Find the standard deviation for the given probability distribution. Round to the nearest hundredth.
x P(x) 0 0.26 1 0.27 2 0.18 3 0.12 4 0.17
To find the standard deviation for a given probability distribution, we need to follow these steps:
1. Calculate the expected value (mean) of the distribution.
2. Calculate the variance of the distribution.
3. Take the square root of the variance to find the standard deviation.
Step 1: Calculate the expected value (mean)
To find the expected value, we need to multiply each value of x by its corresponding probability and then sum them up.

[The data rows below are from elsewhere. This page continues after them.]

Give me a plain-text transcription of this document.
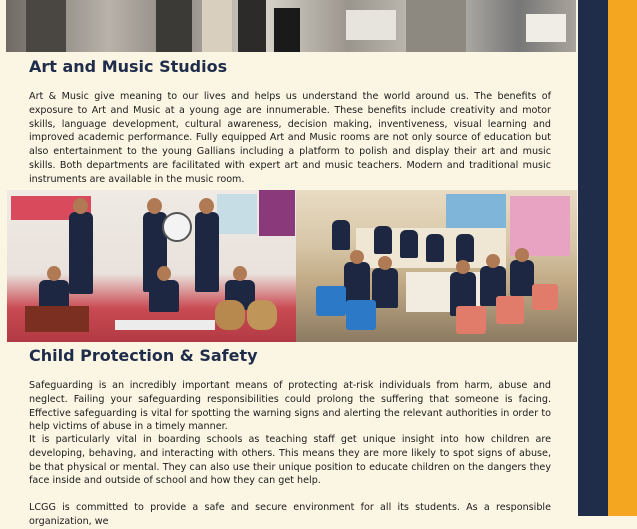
Art and Music Studios
Art & Music give meaning to our lives and helps us understand the world around us. The benefits of exposure to Art and Music at a young age are innumerable. These benefits include creativity and motor skills, language development, cultural awareness, decision making, inventiveness, visual learning and improved academic performance. Fully equipped Art and Music rooms are not only source of education but also entertainment to the young Gallians including a platform to polish and display their art and music skills. Both departments are facilitated with expert art and music teachers. Modern and traditional music instruments are available in the music room.
Child Protection & Safety
Safeguarding is an incredibly important means of protecting at-risk individuals from harm, abuse and neglect. Failing your safeguarding responsibilities could prolong the suffering that someone is facing. Effective safeguarding is vital for spotting the warning signs and alerting the relevant authorities in order to help victims of abuse in a timely manner.
It is particularly vital in boarding schools as teaching staff get unique insight into how children are developing, behaving, and interacting with others. This means they are more likely to spot signs of abuse, be that physical or mental. They can also use their unique position to educate children on the dangers they face inside and outside of school and how they can get help.
LCGG is committed to provide a safe and secure environment for all its students. As a responsible organization, we
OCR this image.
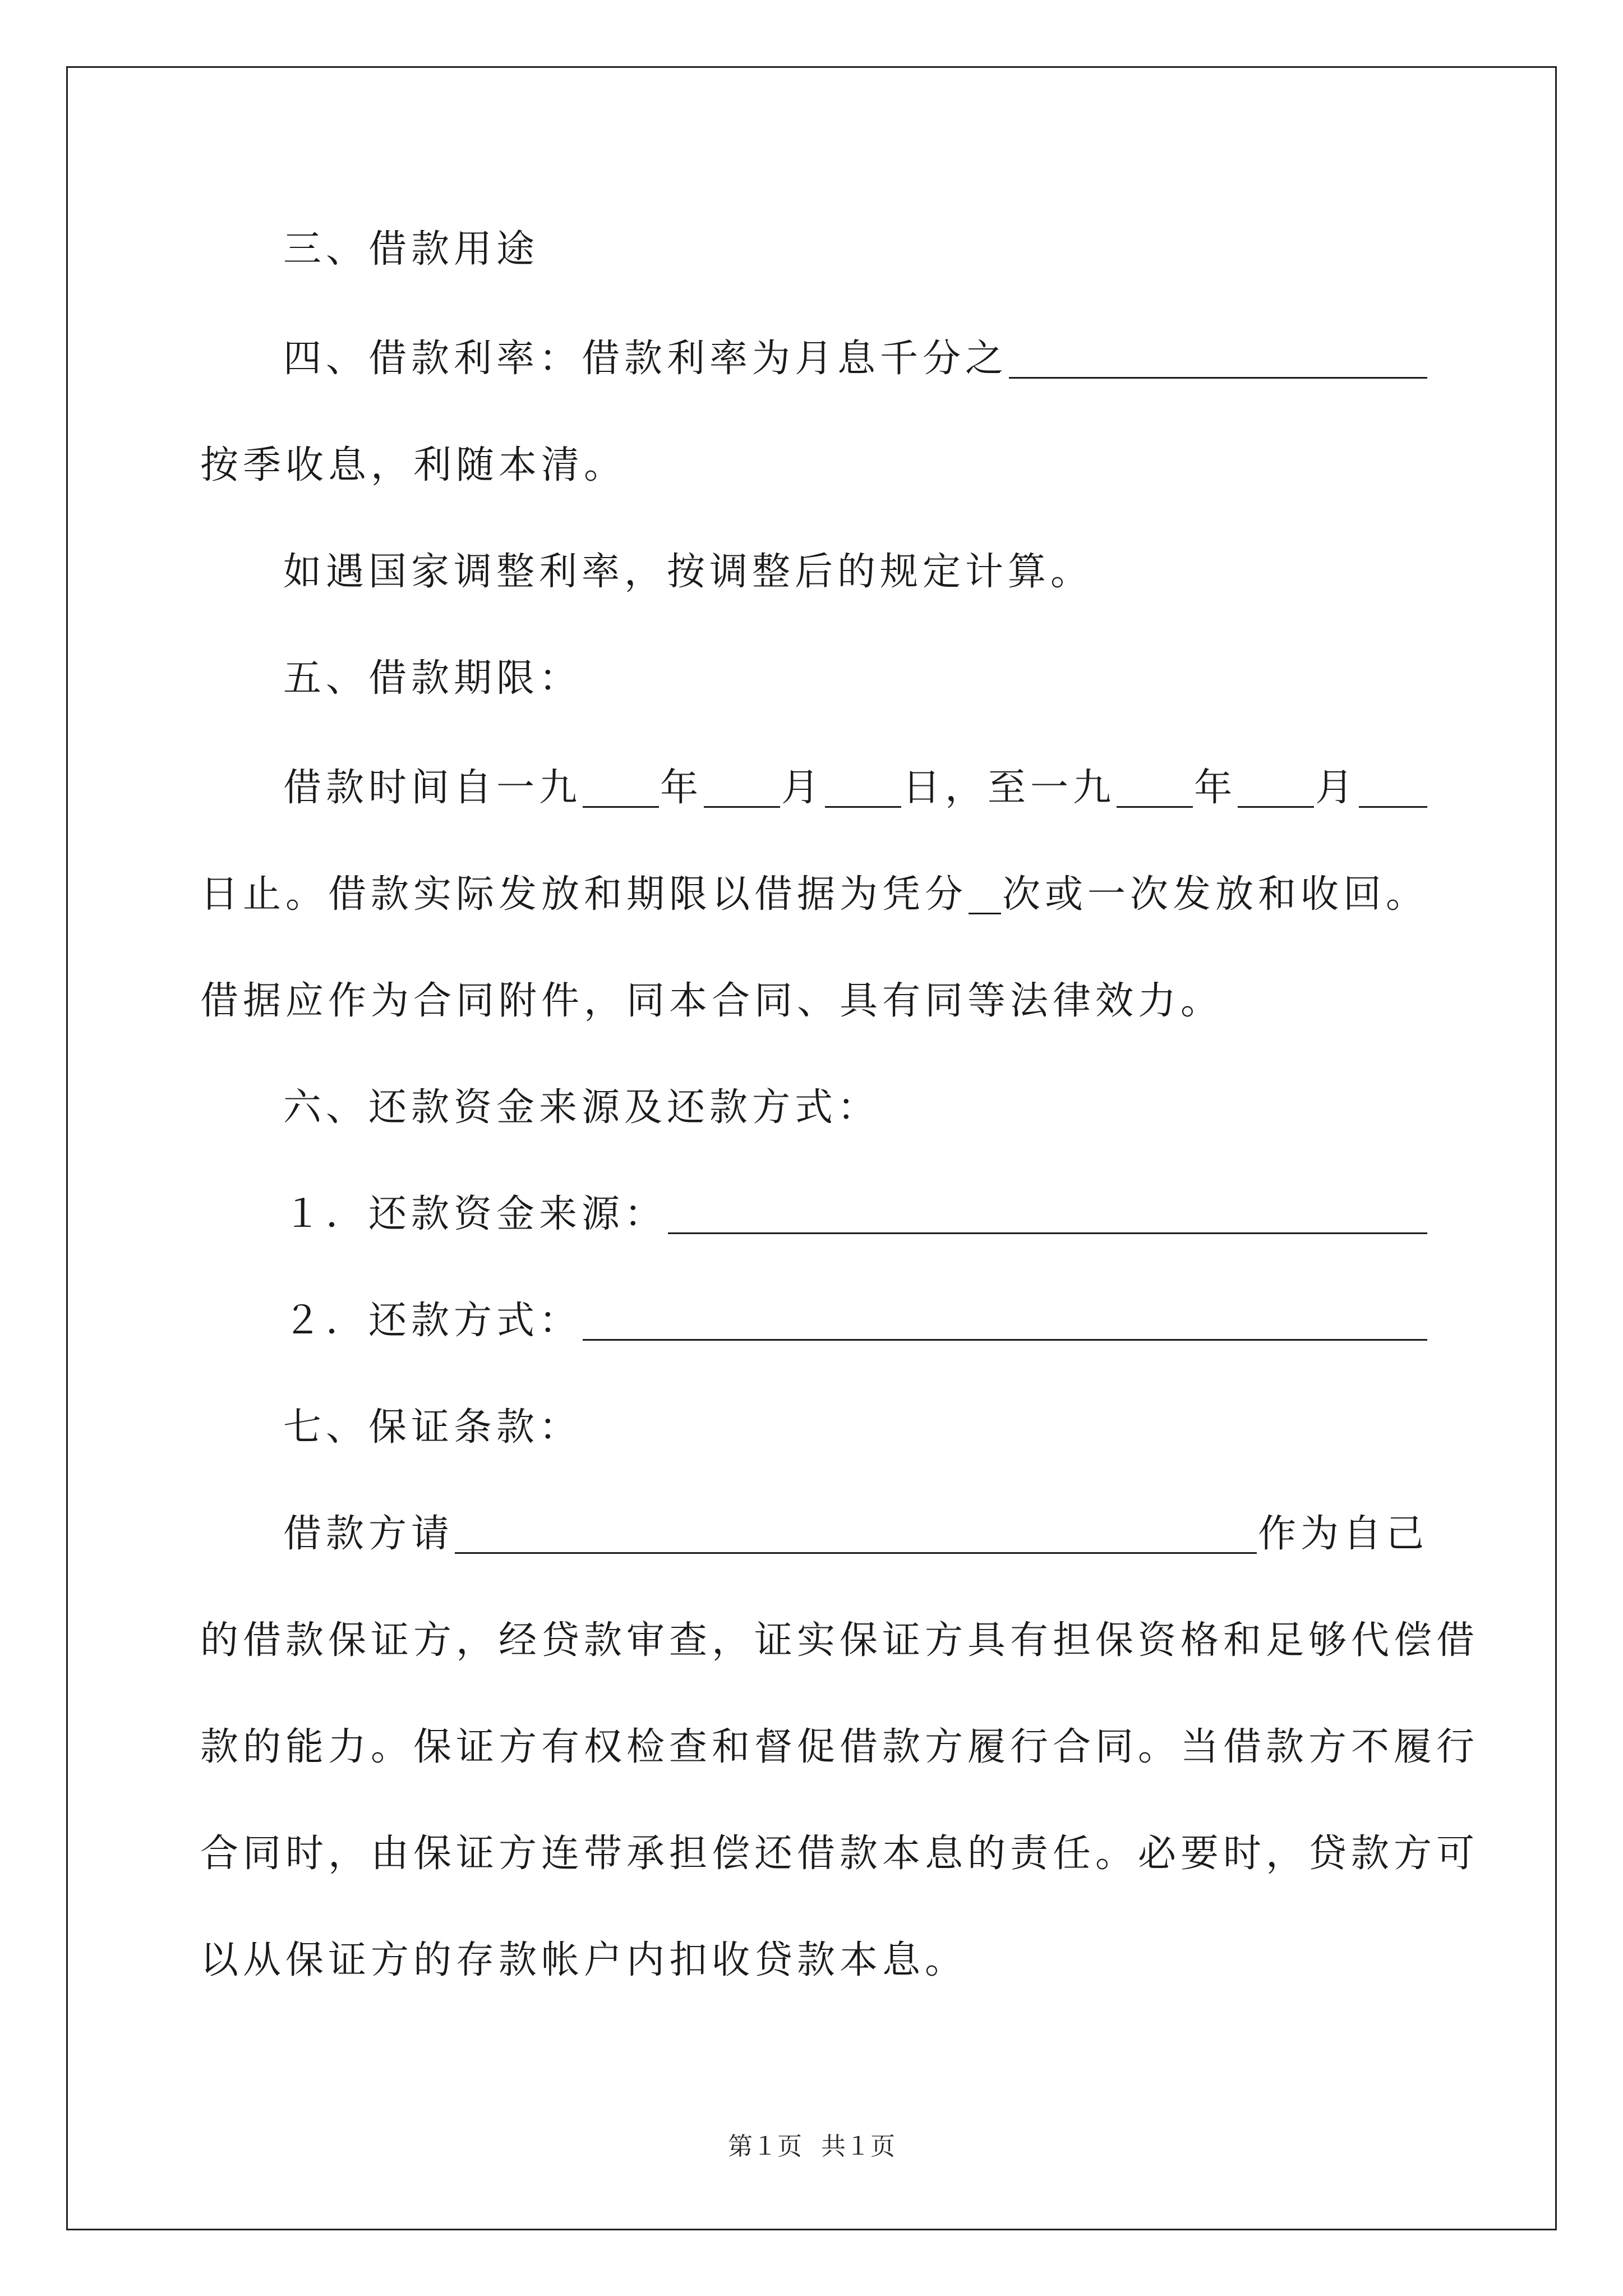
三、借款用途
四、借款利率：借款利率为月息千分之
按季收息，利随本清。
如遇国家调整利率，按调整后的规定计算。
五、借款期限：
借款时间自一九 年 月 日，至一九 年 月
日止。借款实际发放和期限以借据为凭分 次或一次发放和收回。
借据应作为合同附件，同本合同、具有同等法律效力。
六、还款资金来源及还款方式：
１．还款资金来源：
２．还款方式：
七、保证条款：
借款方请	作为自己
的借款保证方，经贷款审查，证实保证方具有担保资格和足够代偿借
款的能力。保证方有权检查和督促借款方履行合同。当借款方不履行
合同时，由保证方连带承担偿还借款本息的责任。必要时，贷款方可
以从保证方的存款帐户内扣收贷款本息。
第１页 共１页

Expected value (mean) = (0 * 0.26) + (1 * 0.27) + (2 * 0.18) + (3 * 0.12) + (4 * 0.17) = 0 + 0.27 + 0.36 + 0.36 + 0.68 = 1.67
Step 2: Calculate the variance
The variance is the average of the squared differences between each value and the mean. We need to calculate the squared differences, multiply them by their corresponding probabilities, and then sum them up.
Variance = [(0 - 1.67)^2 * 0.26] + [(1 - 1.67)^2 * 0.27] + [(2 - 1.67)^2 * 0.18] + [(3 - 1.67)^2 * 0.12] + [(4 - 1.67)^2 * 0.17]
= [(-1.67)^2 * 0.26] + [(-0.67)^2 * 0.27] + [(0.33)^2 * 0.18] + [(1.33)^2 * 0.12] + [(2.33)^2 * 0.17]
= 1.1066 + 0.1199 + 0.0162 + 0.2117 + 0.9613
= 2.4157
Step 3: Calculate the standard deviation
Now, we can take the square root of the variance to get the standard deviation.
Standard deviation = √(2.4157) ≈ 1.55 (rounded to the nearest hundredth)
Therefore, the standard deviation for the given probability distribution is approximately 1.55.